Scientific classification
- Kingdom: Animalia
- Phylum: Arthropoda
- Class: Insecta
- Order: Odonata
- Infraorder: Anisoptera
- Family: Gomphidae
- Genus: Nychogomphus
- Species: N. striatus
- Binomial name: Nychogomphus striatus (Fraser, 1924)
- Synonyms: Onychogomphus striatus Fraser, 1924

= Nychogomphus striatus =

- Genus: Nychogomphus
- Species: striatus
- Authority: (Fraser, 1924)
- Conservation status: DD
- Synonyms: Onychogomphus striatus Fraser, 1924

Species of dragonfly

Nychogomphus striatus is a species of dragonfly in the family Gomphidae. It is endemic to the streams of Western Ghats of India. Reports from Nepal require further studies.

==Taxonomy==
Nychogomphus was established as subgenus of Onychogomphus by Carle (1986) with N. geometricus as the type based on the shape of the male cerci and the secondary genitalia.
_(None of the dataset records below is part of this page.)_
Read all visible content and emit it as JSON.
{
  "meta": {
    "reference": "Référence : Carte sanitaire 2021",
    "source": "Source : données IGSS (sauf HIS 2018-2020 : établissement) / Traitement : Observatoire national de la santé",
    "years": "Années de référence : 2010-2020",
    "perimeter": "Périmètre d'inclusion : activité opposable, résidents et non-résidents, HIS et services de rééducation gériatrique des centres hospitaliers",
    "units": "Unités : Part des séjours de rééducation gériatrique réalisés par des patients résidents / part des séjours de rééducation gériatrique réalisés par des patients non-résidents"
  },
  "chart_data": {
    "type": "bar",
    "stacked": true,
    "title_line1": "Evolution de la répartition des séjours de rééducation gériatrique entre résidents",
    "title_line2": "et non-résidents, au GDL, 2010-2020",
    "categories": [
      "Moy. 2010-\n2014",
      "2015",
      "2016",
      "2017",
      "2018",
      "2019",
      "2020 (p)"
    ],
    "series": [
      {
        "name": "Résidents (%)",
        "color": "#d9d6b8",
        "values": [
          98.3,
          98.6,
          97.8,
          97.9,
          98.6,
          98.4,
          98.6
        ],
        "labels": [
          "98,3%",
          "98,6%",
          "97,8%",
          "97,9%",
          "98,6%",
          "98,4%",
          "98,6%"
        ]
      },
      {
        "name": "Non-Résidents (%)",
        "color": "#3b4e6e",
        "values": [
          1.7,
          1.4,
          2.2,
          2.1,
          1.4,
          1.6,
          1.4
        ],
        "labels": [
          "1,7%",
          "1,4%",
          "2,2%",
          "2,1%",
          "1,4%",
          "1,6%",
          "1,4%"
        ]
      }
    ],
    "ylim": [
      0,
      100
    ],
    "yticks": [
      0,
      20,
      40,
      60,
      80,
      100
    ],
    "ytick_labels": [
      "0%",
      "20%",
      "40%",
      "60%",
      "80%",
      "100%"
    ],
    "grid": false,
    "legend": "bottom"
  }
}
Chao (1990), in his
revision of Chinese gomphids elevated this taxon to genus level and transferred Onychogomphus duaricus and
O. striatus to Nychogomphus.

==Description and habitat==
It is a medium-sized dragonfly with bottle-green eyes. Its thorax is black on dorsum, marked with yellow. There is a mesothoracic collar, oblique antehumeral stripes joined to the mesothoracic collar, and complete humeral stripes. Laterally yellow, with two black lines mapping out the sutures. The humeral stripes tapering to a point below, and black lines on lateral
sutures rather thicker. Segment 1 of the abdomen is black, with a large lateral yellow spot. Segment 2 has a narrow basal black ring and broad sub-basal black stripes. Segments 3 to 6 have yellow basal rings and median dorsal spots. Segment 7 has its basal half yellow. Segment 8 and 9 are black, with a large yellow spot on each side. Segment 10 is entirely black. Superior anal appendages are yellow, the inferior is dark. Superiors have a fine black line along the upper surface of the apical third.

No information available on the habitat or ecology of this species, but it is likely to breed in rocky forest streams as other species in this genus.